Some anecdotal support for this video. I've been reading some of the newspaper columns lately of Clem Bastow, a 34-year-old Melbourne journalist. When she turned 30 she wrote:
It’s finally here: I’m finally 30 and flirty and thriving...I don't feel any dread...I mean, who knows, I may wake up tomorrow sobbing and wondering where it all went wrong, but I’m going to go out on a limb and say I’m feeling pretty confident...I don’t have any crushing sense of existential dread about the big 3-0.

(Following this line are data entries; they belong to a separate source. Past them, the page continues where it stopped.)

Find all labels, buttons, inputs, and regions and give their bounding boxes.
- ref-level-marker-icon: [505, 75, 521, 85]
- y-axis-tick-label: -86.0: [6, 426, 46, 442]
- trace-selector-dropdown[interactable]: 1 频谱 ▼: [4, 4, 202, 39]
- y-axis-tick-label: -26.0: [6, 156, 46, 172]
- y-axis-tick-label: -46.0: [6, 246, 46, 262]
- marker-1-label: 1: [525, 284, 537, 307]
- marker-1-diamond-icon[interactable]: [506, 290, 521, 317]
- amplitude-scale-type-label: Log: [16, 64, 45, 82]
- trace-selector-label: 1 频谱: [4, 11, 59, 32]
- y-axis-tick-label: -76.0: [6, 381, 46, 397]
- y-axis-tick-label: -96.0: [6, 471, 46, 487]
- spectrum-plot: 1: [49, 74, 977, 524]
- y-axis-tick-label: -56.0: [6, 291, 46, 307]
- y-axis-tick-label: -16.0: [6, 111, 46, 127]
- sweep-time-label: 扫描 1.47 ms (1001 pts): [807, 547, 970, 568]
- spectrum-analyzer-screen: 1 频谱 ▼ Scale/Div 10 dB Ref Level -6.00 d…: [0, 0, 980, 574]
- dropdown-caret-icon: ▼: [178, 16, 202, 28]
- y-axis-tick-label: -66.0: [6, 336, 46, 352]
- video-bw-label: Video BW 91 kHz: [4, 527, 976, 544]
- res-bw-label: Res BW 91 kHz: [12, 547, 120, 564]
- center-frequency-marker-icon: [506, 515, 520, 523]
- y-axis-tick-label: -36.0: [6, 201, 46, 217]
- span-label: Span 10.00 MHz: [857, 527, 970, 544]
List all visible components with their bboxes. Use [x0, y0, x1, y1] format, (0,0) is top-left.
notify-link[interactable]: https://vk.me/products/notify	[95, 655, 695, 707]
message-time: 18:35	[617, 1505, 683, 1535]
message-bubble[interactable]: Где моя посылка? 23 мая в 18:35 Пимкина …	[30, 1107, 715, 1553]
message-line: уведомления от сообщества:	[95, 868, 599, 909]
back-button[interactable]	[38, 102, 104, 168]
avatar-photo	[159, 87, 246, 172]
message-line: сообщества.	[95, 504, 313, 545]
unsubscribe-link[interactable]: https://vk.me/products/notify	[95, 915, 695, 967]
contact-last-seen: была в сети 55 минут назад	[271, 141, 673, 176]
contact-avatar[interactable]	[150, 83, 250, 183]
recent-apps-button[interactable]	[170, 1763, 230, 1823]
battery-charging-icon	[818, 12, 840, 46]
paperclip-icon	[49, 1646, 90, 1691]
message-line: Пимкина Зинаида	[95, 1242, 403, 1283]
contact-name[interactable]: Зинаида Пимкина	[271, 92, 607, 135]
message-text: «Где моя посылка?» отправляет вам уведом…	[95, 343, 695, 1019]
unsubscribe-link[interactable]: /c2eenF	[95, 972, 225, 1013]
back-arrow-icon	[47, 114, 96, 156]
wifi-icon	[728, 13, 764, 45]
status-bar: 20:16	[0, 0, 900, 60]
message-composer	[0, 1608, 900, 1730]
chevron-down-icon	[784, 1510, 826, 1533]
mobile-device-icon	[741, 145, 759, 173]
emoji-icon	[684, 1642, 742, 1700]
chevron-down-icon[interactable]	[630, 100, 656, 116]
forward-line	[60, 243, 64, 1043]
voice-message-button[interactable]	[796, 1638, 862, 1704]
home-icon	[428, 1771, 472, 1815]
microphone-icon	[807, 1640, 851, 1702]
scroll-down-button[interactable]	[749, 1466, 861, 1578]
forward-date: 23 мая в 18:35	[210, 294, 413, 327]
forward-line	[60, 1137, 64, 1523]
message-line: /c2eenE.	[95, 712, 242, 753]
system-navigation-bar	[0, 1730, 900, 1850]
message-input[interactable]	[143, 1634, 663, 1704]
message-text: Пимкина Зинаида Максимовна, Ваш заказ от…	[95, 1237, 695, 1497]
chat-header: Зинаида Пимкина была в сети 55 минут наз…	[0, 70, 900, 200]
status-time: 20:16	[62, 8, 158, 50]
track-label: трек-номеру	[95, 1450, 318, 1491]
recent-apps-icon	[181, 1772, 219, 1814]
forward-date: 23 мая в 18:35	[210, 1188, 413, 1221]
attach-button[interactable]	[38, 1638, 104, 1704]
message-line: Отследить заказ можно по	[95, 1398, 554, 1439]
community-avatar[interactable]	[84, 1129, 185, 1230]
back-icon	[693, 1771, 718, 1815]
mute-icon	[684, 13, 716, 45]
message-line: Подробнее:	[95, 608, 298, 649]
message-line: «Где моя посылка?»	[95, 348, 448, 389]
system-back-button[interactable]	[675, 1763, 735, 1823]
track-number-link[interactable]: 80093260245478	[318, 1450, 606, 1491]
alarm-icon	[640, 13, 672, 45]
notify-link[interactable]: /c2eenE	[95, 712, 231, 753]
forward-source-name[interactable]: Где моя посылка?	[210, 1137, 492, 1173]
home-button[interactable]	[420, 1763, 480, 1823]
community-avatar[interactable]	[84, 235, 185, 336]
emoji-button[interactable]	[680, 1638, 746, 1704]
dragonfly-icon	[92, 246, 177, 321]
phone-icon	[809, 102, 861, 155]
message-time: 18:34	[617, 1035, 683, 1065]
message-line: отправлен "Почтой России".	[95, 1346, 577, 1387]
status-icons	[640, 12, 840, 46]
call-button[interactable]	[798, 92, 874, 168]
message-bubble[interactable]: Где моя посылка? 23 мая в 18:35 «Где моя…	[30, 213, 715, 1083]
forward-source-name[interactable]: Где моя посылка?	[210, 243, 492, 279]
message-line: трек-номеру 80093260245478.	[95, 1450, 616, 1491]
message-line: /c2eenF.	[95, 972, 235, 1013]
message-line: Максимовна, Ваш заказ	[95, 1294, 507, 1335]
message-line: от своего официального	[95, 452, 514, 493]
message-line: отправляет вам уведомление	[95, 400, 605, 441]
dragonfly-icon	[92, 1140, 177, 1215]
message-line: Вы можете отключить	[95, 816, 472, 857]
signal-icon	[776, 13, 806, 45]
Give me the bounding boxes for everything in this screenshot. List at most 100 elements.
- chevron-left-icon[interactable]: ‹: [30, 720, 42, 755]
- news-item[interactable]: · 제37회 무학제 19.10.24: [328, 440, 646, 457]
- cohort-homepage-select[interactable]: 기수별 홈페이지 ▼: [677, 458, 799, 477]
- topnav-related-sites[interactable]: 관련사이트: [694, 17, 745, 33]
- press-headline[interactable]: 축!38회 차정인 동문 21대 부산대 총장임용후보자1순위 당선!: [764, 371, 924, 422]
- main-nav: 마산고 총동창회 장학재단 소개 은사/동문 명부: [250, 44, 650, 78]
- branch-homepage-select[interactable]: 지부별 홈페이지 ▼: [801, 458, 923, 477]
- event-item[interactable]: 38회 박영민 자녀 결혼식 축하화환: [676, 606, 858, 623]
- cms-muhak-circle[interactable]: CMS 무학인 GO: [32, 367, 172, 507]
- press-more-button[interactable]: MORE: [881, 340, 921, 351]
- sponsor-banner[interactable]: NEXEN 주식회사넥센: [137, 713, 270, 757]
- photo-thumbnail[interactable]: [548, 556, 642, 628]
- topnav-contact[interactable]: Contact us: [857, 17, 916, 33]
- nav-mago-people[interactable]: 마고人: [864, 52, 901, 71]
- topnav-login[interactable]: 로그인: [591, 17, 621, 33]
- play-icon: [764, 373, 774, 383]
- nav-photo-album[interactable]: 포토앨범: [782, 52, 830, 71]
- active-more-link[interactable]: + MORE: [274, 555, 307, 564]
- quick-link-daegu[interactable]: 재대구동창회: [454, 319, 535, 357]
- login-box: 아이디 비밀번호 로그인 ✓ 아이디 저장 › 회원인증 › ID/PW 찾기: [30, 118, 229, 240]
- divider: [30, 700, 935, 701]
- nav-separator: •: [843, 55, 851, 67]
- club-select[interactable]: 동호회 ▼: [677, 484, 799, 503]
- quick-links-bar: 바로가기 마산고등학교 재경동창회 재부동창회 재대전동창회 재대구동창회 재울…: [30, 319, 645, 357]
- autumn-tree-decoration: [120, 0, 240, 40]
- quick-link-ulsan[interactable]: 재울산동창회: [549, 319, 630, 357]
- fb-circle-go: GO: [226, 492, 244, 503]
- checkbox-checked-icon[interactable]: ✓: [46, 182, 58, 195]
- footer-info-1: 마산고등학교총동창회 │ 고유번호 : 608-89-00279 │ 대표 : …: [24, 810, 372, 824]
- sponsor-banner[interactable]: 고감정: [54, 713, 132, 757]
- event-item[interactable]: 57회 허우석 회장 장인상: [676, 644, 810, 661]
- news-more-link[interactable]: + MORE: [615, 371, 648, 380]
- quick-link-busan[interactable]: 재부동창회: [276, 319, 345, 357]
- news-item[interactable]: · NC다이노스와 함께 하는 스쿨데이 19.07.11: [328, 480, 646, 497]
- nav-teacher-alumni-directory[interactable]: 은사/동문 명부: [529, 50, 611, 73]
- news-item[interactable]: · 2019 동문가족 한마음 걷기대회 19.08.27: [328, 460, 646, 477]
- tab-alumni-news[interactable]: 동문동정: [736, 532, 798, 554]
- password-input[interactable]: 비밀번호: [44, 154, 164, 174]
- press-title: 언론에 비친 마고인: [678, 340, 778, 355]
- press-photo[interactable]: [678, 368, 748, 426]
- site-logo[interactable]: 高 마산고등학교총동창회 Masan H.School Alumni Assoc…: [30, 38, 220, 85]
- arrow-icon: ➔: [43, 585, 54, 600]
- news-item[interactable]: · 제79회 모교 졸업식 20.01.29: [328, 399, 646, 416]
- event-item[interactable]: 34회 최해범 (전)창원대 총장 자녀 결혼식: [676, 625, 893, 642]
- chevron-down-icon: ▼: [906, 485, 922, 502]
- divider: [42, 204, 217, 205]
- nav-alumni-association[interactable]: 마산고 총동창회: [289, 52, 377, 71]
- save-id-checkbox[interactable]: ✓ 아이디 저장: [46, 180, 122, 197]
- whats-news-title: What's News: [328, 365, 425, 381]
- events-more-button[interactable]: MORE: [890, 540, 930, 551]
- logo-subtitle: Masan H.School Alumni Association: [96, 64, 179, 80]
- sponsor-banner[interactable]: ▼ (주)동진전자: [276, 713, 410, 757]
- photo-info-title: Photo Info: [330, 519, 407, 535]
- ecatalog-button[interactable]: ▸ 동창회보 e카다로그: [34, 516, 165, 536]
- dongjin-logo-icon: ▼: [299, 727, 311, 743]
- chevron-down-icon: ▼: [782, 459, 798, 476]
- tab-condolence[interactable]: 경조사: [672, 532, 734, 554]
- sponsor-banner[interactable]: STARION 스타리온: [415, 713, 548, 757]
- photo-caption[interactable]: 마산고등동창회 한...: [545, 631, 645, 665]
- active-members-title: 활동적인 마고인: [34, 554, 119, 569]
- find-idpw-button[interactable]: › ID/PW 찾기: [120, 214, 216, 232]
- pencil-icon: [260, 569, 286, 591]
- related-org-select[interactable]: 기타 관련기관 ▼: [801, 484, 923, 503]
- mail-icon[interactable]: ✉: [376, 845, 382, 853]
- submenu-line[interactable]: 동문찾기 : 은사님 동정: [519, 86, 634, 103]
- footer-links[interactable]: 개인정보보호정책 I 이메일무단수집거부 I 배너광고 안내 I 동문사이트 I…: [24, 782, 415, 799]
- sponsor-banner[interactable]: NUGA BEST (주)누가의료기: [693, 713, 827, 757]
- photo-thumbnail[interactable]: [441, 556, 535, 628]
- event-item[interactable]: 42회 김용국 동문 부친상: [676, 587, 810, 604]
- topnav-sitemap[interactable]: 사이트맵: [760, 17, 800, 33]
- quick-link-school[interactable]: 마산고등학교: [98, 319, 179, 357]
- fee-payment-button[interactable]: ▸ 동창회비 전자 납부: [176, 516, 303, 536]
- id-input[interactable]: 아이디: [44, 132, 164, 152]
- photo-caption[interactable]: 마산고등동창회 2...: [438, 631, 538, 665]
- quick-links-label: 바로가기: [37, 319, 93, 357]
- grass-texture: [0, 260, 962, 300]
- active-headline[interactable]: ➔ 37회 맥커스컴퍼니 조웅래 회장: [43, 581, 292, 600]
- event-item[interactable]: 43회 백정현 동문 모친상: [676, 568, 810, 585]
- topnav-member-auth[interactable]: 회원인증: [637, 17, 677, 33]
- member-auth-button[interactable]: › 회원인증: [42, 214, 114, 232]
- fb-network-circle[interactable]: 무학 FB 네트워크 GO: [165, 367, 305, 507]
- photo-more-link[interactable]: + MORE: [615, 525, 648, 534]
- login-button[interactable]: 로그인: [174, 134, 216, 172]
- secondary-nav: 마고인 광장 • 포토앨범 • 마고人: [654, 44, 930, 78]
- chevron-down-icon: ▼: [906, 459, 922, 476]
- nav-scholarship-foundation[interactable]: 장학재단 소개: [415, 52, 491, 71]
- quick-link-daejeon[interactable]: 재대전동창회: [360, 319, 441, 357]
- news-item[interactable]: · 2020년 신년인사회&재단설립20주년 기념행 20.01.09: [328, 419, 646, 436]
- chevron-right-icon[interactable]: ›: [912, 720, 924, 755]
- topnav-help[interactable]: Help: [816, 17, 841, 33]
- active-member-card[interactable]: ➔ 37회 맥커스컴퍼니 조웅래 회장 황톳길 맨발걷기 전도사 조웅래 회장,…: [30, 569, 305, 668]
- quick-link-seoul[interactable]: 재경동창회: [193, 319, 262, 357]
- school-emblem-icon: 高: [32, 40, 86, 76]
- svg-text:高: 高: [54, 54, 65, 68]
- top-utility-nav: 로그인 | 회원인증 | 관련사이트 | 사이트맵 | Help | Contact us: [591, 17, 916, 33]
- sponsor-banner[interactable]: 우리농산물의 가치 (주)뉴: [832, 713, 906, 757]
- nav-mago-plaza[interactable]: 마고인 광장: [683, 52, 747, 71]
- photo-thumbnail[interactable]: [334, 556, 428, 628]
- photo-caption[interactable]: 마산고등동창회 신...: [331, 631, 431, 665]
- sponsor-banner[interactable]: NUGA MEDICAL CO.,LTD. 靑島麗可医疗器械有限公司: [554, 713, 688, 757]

But her more recent columns show someone who is jaded and feeling the effects of hitting the wall. In one of her pieces, she confesses that she has given up on dating and has bought a single bed for herself:
When I was younger and punishing my body into an outward representation of "hotness" (read: thinness), I let my physicality do the flirting for me; now, older and having put down the fake tan can, it's harder to move in those flirty worlds. I blush, I get nervous, and I will walk away from boring small-talk rather than find a reason to justify turning a half-baked conversation into a six-month fling. You could argue that this is a good thing, but it does tend to make the spectre of "alone forever" linger.
Consequently, I find myself in a strange purgatory, where I'm pretty good at being single (and not just by circumstance; I actively enjoy it most of the time) but I would also love a partner. This is a strange position for many to grapple with; so, wait, are you lonely or not? The honest answer is "sort of".
...there seems to be an awful lot of people out there who – like me – are trying to be super-stoked on their single status but still occasionally find themselves crying from loneliness in the darker hours.
She hasn't helped her own cause. In her earlier years she seems to have gone for men solely on the basis of physical attraction:
as I get older the idea of a lasting connection being built solely on initial physical attraction is almost laughable.
Talk about not being especially interested in casual (or committed) sex and people give you the sort of expressions that will tend to inspire you to do your best impression of Meg Ryan as Sally Albright in When Harry Met Sally
I'm not suggesting physical attraction is unimportant, but if you are seriously looking for a future spouse you'll be thinking of a lot of other things as well. And note too that Clem Bastow has now reached a point of jadedness where she has lost interest in sex - hardly a promising mindset to be in if you are trying to attract a husband (pity the man who gets Clem Bastow after she has slept with so many men that she has now lost interest in a physical relationship).
She is also a feminist woman who has fallen into the "white men are the enemy" mindset. That's not exactly helpful if most of your marital prospects are white men (does she expect white men to happily "sleep with the enemy"?). Here is what she wrote when a male libertarian politician suggested that people should not be forced to participate in homosexual marriages (as photogrphers, bakers etc.):
This ongoing war against "PC culture" is little more than the slow and steady death rattle of The Age Of Straight White Men. Every bleat about "censorship" or "reverse discrimination" is another piece of macho power structure crumbling to the ground, like flakes of rust falling from a dilapidated bridge. And just as you would treat any abandoned structure as a health hazard, we must exercise caution while existing within the dying days of white male entitlement, as it's very likely to cause injury to everyone but itself.
One of the reasons that alt-right women like Lauren Southern are so refreshing is that they don't engage in this kind of white male bashing. They are promoting instead the idea that men and women have a shared interest in defending their tradition.